Editor: How does a company test its controls, especially to prove to an external auditor that it has proper controls?

Scofield: A company needs to understand when it needs to set up and test controls. Quarterly testing may be too expensive for smaller organizations so they may need to develop their own testing schedules that make sense for them and that will provide accurate results.

Companies also need to understand what their external auditors look for. There needs to be an open discussion with the external auditors when first instituting new compliance efforts, so the company and its external auditors can be of one mind on the important key areas within the compliance framework. If the organization has hired an outside consultant, that party should be present during these meetings. The discussion will allow them to determine which controls need to be tested, when and how often that testing should occur.
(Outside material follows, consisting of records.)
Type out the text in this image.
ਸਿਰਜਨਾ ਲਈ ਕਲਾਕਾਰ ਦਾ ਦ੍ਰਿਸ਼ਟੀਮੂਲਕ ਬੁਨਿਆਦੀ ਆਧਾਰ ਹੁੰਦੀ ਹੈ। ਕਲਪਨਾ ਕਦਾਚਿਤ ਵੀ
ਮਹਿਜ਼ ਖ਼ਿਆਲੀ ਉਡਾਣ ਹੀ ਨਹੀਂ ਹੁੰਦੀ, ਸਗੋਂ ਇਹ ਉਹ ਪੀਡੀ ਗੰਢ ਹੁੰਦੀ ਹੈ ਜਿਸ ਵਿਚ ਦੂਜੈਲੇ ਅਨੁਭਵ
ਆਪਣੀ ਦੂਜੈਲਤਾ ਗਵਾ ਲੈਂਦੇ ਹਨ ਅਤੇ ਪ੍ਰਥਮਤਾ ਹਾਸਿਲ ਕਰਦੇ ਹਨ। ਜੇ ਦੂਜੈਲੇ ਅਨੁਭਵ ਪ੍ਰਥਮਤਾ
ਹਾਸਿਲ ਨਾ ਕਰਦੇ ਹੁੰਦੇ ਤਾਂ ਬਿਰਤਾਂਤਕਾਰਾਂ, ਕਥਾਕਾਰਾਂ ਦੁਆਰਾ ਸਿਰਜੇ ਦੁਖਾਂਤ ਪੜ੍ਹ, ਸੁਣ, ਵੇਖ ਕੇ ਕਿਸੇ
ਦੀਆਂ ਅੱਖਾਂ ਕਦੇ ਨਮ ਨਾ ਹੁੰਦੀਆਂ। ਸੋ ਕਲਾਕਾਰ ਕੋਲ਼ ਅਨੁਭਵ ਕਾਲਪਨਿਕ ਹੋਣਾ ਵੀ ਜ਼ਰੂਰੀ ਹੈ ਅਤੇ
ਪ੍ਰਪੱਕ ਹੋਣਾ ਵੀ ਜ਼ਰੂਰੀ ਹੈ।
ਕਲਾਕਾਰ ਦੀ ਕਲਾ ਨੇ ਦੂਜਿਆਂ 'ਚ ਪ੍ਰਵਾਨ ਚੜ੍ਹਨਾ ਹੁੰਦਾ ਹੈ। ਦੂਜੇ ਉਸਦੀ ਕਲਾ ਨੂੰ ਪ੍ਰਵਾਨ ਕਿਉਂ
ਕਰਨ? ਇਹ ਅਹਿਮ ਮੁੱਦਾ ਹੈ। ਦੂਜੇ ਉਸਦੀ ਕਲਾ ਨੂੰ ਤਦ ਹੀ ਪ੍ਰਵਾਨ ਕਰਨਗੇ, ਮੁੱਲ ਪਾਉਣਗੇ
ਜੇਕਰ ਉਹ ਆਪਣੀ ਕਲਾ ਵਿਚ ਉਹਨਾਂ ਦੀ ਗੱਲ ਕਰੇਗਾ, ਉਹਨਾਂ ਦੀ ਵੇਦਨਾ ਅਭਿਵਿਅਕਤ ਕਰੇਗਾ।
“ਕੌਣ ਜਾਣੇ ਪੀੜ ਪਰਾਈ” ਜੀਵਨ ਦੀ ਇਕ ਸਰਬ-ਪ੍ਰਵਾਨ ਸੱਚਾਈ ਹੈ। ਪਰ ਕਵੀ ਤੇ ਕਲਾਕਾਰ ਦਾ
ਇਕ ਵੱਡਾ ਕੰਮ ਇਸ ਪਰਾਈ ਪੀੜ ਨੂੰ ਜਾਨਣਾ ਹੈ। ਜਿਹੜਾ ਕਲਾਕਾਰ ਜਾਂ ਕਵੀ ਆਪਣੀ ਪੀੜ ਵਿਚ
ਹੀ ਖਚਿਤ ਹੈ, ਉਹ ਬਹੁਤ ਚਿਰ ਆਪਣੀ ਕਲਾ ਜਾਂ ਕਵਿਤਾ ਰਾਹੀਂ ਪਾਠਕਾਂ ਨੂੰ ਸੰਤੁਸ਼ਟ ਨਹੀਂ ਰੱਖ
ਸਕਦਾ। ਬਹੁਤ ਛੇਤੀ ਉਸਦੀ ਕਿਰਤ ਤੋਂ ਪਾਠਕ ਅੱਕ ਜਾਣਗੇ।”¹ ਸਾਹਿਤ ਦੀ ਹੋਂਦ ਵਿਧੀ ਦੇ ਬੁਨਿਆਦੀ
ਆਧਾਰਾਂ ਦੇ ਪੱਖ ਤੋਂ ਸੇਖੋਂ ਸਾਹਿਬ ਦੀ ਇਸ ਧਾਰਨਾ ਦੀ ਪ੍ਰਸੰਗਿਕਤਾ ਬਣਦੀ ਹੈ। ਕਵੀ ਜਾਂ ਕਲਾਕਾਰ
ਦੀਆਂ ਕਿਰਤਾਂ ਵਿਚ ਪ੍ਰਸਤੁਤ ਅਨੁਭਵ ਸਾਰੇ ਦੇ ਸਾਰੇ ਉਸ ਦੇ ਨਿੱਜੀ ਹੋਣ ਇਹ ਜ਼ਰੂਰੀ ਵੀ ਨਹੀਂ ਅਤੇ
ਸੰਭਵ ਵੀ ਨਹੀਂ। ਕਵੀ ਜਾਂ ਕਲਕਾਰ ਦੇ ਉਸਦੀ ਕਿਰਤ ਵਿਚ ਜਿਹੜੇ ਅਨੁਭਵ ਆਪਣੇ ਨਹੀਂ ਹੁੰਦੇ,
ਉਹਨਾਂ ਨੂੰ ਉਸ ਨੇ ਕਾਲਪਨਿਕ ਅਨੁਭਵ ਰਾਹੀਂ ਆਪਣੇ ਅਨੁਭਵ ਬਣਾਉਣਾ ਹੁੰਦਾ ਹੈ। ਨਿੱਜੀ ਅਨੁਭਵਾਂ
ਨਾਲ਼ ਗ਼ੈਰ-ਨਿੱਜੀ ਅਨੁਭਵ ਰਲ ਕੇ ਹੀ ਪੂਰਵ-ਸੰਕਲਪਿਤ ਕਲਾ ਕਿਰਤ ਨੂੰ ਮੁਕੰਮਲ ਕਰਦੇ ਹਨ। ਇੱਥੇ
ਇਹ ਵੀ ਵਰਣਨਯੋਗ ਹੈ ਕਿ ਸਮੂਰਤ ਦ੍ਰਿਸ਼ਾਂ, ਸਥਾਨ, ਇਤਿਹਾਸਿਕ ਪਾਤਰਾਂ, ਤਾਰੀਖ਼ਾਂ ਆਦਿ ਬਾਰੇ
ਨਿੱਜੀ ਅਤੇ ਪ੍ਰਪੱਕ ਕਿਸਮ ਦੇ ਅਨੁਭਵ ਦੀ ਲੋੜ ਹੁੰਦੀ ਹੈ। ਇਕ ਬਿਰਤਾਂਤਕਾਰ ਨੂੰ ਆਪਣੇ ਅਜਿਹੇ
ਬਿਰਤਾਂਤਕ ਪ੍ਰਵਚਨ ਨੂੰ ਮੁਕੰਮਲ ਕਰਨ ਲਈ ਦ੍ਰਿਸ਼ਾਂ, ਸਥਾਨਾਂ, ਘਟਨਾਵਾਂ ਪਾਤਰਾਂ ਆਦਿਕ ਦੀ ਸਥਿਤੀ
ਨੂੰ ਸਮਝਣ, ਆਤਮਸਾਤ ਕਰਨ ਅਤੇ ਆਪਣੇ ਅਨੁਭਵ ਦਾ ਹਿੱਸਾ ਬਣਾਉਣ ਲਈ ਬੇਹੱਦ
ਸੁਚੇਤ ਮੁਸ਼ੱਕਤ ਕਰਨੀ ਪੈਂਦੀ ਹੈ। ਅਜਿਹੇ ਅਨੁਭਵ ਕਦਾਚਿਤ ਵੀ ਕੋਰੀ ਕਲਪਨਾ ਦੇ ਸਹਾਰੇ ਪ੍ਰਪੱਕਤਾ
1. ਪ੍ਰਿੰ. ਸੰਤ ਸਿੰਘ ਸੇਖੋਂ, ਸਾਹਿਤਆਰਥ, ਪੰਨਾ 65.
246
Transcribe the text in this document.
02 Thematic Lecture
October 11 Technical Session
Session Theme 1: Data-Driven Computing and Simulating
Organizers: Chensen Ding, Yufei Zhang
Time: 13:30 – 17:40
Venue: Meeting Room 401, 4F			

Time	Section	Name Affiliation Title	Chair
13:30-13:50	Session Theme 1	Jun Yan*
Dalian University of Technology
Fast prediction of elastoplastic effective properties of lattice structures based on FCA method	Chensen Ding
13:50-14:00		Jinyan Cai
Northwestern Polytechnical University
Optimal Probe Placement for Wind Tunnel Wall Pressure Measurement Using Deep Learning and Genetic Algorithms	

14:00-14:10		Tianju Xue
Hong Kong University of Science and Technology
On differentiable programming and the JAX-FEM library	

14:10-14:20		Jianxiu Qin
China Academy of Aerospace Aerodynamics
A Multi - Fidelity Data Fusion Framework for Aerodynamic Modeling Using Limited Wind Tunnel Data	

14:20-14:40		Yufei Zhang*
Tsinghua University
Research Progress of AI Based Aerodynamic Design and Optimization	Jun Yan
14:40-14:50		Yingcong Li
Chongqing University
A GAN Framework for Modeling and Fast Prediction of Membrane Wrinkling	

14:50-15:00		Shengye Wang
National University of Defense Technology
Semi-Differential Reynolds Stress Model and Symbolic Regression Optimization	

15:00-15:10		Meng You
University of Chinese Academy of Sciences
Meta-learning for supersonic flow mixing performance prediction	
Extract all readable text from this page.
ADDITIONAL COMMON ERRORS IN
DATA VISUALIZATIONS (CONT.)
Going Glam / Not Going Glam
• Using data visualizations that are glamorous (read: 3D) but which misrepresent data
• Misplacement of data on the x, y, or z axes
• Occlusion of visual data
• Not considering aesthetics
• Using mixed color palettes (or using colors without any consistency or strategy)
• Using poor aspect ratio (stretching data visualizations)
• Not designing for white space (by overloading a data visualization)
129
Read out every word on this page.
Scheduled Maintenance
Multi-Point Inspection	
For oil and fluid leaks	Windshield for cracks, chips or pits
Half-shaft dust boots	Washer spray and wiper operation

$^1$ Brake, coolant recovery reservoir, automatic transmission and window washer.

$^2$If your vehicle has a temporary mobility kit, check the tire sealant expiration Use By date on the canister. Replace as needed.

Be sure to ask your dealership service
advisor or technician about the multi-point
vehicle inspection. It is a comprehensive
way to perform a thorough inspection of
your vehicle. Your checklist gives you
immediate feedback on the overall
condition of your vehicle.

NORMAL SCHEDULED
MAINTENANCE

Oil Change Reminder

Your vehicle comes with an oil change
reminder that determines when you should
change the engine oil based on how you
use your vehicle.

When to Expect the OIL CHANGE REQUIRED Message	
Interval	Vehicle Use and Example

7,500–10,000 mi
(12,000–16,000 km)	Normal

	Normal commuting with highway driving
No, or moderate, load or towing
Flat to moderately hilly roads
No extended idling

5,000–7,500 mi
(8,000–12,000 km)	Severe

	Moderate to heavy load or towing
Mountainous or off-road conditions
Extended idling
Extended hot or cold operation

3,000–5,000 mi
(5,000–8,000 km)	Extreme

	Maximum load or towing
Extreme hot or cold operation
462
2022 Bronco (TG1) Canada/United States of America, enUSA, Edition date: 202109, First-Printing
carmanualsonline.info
The generally accepted methodology for testing is that most automated controls need to be tested once to show they work effectively. Manual controls need to be tested with a higher sample size because there is more risk for human error. An organization may want to consider process improvement in the manual testing area because the cost for testing automated controls is less than the cost for testing manual controls.

Editor: What is meant by the term, "risk-based approach" and how does it influence the nature, timing and extent of testing?

Scofield: A risk-based approach looks at the risks found in each organization. There are financial reporting risks that are found in every organization which must always be mitigated. However, there are also risks that are unique to an individual company. Applying the same compliance system that exists in one organization to another may mitigate the common risks but will not reduce the risks unique to the organization.

* COSO is an acronym for Committee of Sponsoring Organizations of the Treadway Commission, frequently referred to as the Treadway Commission.